Read .aposd/critique/ignore.md if it exists. Drop matching findings silently; it is the only prior-run input critique consumes.

Input / Output

Input — A module, class, or subsystem path. Defaults to current directory if omitted. All files in the target are scanned.
Output — Combined critique report: Tactical Tornado Verdict, Design Principles Score (X/18 pass), Priority Issues with P0-P3 severity, Persona Walkthroughs. Persisted to .aposd/critique/ for trend tracking.

When Not to Use

For counting measurable metrics — use aposd audit instead
For bug hunting or style nitpicks — critique evaluates design philosophy, not correctness
For trivial files (<50 lines) with no design decisions — the output won't justify the process

Scope

Analyzes: One module, class, or subsystem at a time — scans all source files in the target. Evaluates design decisions — module boundaries, interface quality, error handling, abstraction layers, naming, and comments. Priority issues should cover the most impactful design problems found across the full scan.

Does not analyze: Cross-module consistency, runtime performance, test coverage, security vulnerabilities, or style formatting. These are outside the critique's design philosophy lens.

Output: A combined report with persona perspectives. Not a score — critique is qualitative. For a measurable score, use aposd audit.

Depth rules

Treat the review as two independent attempts to explain the code, then synthesize the answers.
Do not stop at naming a smell; connect it to change amplification, cognitive load, or unknown unknowns.
For every major issue, identify the root abstraction leak or boundary mistake, not just the symptom.
Compare at least two possible redesigns before recommending one.
Prefer a small number of high-signal findings over a long list of shallow observations.

Hard Invariants

Assessment A (Strategic Thinker Review) and Assessment B (Tactical Tornado Detection) are both required.
Assessment A must finish before Assessment B findings enter the parent synthesis context.
If sub-agents are unavailable, run sequentially: finish and record A first, then run B, then synthesize. Report Assessment independence: degraded (sub-agents unavailable).
A skipped assessment B is a failed critique run unless the codebase is empty.
The chat response is the primary deliverable. The persisted snapshot is only an archive/backlog for later use.
Every finding must pass the Specificity Validation Gate.

Gather Assessments

Launch two independent assessments. Neither may see the other's output. If sub-agents are unavailable, run sequentially and report the limitation in the report.

Assessment A: Strategic Thinker Review

Evaluate the code as the Strategic Thinker persona would.
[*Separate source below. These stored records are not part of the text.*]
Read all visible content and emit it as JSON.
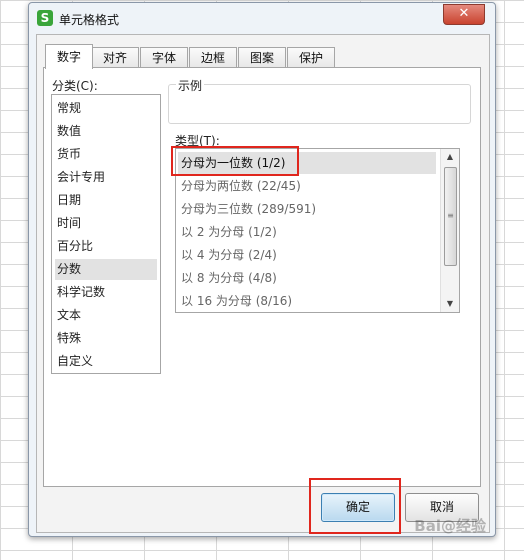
{
  "window": {
    "title": "单元格格式",
    "app_icon": "S",
    "close_symbol": "✕"
  },
  "tabs": [
    {
      "label": "数字",
      "active": true
    },
    {
      "label": "对齐"
    },
    {
      "label": "字体"
    },
    {
      "label": "边框"
    },
    {
      "label": "图案"
    },
    {
      "label": "保护"
    }
  ],
  "category": {
    "label": "分类(C):",
    "items": [
      "常规",
      "数值",
      "货币",
      "会计专用",
      "日期",
      "时间",
      "百分比",
      "分数",
      "科学记数",
      "文本",
      "特殊",
      "自定义"
    ],
    "selected": "分数"
  },
  "sample": {
    "label": "示例"
  },
  "type": {
    "label": "类型(T):",
    "items": [
      "分母为一位数 (1/2)",
      "分母为两位数 (22/45)",
      "分母为三位数 (289/591)",
      "以 2 为分母 (1/2)",
      "以 4 为分母 (2/4)",
      "以 8 为分母 (4/8)",
      "以 16 为分母 (8/16)"
    ],
    "selected": "分母为一位数 (1/2)"
  },
  "buttons": {
    "ok": "确定",
    "cancel": "取消"
  },
  "watermark": "Bai@经验",
  "colors": {
    "highlight": "#e0261d",
    "primary_button": "#b9d9ef"
  }
}
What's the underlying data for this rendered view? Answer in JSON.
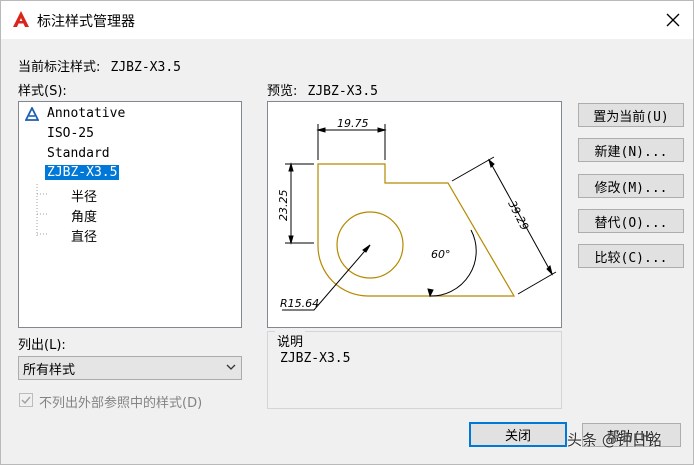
{
  "window": {
    "title": "标注样式管理器",
    "icon": "autocad-logo-icon",
    "close_icon": "close-icon"
  },
  "current_style": {
    "label": "当前标注样式:",
    "value": "ZJBZ-X3.5"
  },
  "styles_label": "样式(S):",
  "styles": [
    {
      "label": "Annotative",
      "icon": "annotative-icon"
    },
    {
      "label": "ISO-25"
    },
    {
      "label": "Standard"
    },
    {
      "label": "ZJBZ-X3.5",
      "selected": true
    },
    {
      "label": "半径",
      "child": true
    },
    {
      "label": "角度",
      "child": true
    },
    {
      "label": "直径",
      "child": true
    }
  ],
  "preview": {
    "label": "预览:",
    "style": "ZJBZ-X3.5",
    "dimensions": {
      "top": "19.75",
      "left": "23.25",
      "diagonal": "39.29",
      "angle": "60°",
      "radius": "R15.64"
    }
  },
  "description": {
    "label": "说明",
    "value": "ZJBZ-X3.5"
  },
  "list_filter": {
    "label": "列出(L):",
    "value": "所有样式"
  },
  "exclude_xref": {
    "label": "不列出外部参照中的样式(D)",
    "checked": true,
    "disabled": true
  },
  "buttons": {
    "set_current": "置为当前(U)",
    "new": "新建(N)...",
    "modify": "修改(M)...",
    "override": "替代(O)...",
    "compare": "比较(C)...",
    "close": "关闭",
    "help": "帮助(H)"
  },
  "watermark": "头条 @钟日铭",
  "colors": {
    "accent": "#0078d7",
    "drawing": "#b58a00"
  }
}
Assess each of the 18 design principles as pass / at risk / violate, with cited code evidence (file:line:pattern). See <SKILL_DIR>/references/principles.md for the full framework.

Evidence requirement: Every assessment must include file:line:code evidence. "Strategic Over Tactical: PASS — UserRepository (l12) extracts db logic into a module, reducing change amplification." Not just "PASS."

# Good evidence:
"Deep Modules: VIOLATE — UserService.get_user (user_service.py:42-45) body is:
    return self.repo.find_by_id(user_id)
    # ^^ pass-through method, adds no abstraction, interface == implementation"

# Bad evidence (fails gate):
"Deep Modules: VIOLATE — some methods are shallow"

Return: per-principle assessment table, structural analysis (module depth, abstraction layers, interface quality, error strategy), what's working (2-3 items), priority issues (3-5 with what/why/fix), single most impactful design change.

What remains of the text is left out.